LE REGARD est impliqué dans la peinture. Sa limite, c'est le point aveugle du sujet, d'où ils'origine, l'objet manquant, le manque à être. La représentation de la toile en reste aux fantasmes de l'artiste. C'est un trompe l'oeil. L'art vise l'impossible dans un leurre. La psychanalyse nous introduit à ce point originaire, support de la vie, d'un reste Réel inaccessible au discours.

La psychanalyse qui,selon les psychanalystes estla pratique et l'art du ''ratage'', révèle l'impuissance de toute création à satisfaire l'artiste de son désir de toute puissance en lui restituant la conscience de ses limites, de son illusion et la plénitude de sa solitude et les affres de la liberté.

En affirmant que le savoir est du côté du sujet, ici, l'artiste, le psychanalyste peut apporter les nuances d'un éclairage supplémentaire à la pluridisciplinarité du critique d'art tout en dialectisant des concepts dans la visée de mieux comprendre l'homme qui affleure sous les habits de l'artiste et de ses oeuvres.

15/01/2010

ART et MEDECINE

Quels sont leurs points communs?

La médecine est un art, celui de guérir. L'art peut être source de guérison. En quoi l'Art a-t-il pu enrichir le domaine médical? Qu'ont apporté les hommes d'Hippocrate à la culture artistique?

Le Dessin, la Peinture, la Sculpture ont suscité des recherches anatomiques poussées chez un Léonard de Vinci, un Michel Ange, un Géricault.

La Pathologie humaine a été mise en scène par de nombreux peintres. La polyarthrite rhumatoïde a été identifiée dans le portrait de Marie de Médicis, par Rubens. L'artérite temporale a été peinte par Van Rymersael dans '' Saint Jérôme méditant sur la mort ''. '' Le Pied Bot '' de Ribera montre un enfant fier et digne.

Lees dérèglements psychiques ont suscité des témoignages nombreux mettant en évidence des angoisses individuelles ou collectives. '' La Nef des Fous '' de Jérôme Bosch essaie de montrer la décadence des mœurs et la folie humaine alliée à des préoccupations métaphysiques. Les '' Monomanies '' de Géricault ont tenté de saisir et de comprendre des types de maladies mentales.

''Le Cri '' de Munch est l'émergence d'une angoisse profonde qui retentit jusqu'à nous.Munch_Le cri.jpg

La Psychologie et la Psychanalyse ont tenté de mieux cerner la relation entre la vie et les œuvres des artistes, ainsi que le chemin de la Création.
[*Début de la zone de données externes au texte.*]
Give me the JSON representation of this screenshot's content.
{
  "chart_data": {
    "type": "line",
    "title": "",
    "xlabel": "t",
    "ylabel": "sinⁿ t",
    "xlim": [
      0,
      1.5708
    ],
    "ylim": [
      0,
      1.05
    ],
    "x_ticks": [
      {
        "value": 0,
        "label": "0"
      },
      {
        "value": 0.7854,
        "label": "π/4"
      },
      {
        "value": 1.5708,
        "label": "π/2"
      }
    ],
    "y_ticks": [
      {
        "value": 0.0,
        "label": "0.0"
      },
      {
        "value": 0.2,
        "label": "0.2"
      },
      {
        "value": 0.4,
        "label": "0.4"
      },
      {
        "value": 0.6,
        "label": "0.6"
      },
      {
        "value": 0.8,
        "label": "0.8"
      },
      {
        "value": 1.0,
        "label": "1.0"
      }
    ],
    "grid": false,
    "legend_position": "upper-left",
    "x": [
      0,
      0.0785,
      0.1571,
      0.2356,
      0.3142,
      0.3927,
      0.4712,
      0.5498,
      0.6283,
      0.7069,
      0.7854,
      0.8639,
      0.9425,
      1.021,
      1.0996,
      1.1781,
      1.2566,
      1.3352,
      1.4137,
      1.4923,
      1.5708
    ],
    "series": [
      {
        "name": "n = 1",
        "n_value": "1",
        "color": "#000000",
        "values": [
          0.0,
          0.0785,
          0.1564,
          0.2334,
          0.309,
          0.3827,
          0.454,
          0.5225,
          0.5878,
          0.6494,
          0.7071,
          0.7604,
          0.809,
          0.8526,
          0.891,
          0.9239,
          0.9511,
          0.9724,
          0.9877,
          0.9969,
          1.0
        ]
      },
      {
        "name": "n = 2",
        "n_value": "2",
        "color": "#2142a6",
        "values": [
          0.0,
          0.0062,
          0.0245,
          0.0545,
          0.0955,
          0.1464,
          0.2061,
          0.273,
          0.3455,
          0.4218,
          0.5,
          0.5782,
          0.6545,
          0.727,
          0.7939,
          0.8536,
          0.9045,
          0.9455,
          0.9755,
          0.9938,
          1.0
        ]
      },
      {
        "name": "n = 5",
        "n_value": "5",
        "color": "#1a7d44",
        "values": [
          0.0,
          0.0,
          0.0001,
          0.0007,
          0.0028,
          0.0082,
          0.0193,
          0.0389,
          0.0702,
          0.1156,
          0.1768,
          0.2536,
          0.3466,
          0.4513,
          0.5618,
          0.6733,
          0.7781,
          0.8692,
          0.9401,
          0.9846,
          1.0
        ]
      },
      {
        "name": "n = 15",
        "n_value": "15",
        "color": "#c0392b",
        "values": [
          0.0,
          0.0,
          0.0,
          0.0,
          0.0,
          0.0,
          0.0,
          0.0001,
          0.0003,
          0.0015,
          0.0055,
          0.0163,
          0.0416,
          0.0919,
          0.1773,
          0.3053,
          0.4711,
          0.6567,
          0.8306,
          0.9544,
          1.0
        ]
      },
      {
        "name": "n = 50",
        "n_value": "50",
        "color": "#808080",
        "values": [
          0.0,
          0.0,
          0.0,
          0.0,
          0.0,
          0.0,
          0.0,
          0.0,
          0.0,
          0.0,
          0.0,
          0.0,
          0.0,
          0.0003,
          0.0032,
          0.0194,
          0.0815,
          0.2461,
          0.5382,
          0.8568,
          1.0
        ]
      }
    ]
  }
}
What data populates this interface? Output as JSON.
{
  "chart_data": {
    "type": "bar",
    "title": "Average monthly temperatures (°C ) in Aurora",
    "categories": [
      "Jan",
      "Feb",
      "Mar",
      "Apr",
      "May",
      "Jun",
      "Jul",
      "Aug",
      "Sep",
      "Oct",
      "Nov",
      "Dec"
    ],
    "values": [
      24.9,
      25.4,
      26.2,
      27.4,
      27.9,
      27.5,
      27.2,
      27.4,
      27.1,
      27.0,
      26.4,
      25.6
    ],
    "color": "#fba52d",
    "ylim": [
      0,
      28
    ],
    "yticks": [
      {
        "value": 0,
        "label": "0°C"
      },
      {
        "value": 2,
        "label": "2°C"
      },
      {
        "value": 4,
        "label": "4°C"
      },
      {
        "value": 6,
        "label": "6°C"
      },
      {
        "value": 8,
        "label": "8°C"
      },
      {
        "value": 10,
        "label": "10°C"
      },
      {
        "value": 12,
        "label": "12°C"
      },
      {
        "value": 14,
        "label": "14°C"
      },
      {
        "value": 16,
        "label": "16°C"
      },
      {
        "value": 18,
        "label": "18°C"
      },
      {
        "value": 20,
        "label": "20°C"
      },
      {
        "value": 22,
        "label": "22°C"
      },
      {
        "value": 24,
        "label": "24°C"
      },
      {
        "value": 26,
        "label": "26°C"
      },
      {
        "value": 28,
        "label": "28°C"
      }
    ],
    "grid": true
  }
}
Elles ont mis en évidence l'importance du

''Manque '' que chacun veut combler sa vie durant, de l'Inconscient tout puissant, imprégné des Désirs, de la force du Refoulement et de la Censure chargée des Interdits Parentaux.

L'œuvre, expression de la Victoire de l'artiste sur lui-même, est alors Symbole de Victoire pour Autrui. L'Amateur d'Art, par la fréquentation des œuvres et la connaissance des Artistes, communie avec ces moments intenses. L'Art et la Médecine sont liés à Vie. Comme l'écrivait H. Von Keyserling : '' l'Art est l'expression la plus haute et la plus vivante de la Vie ''.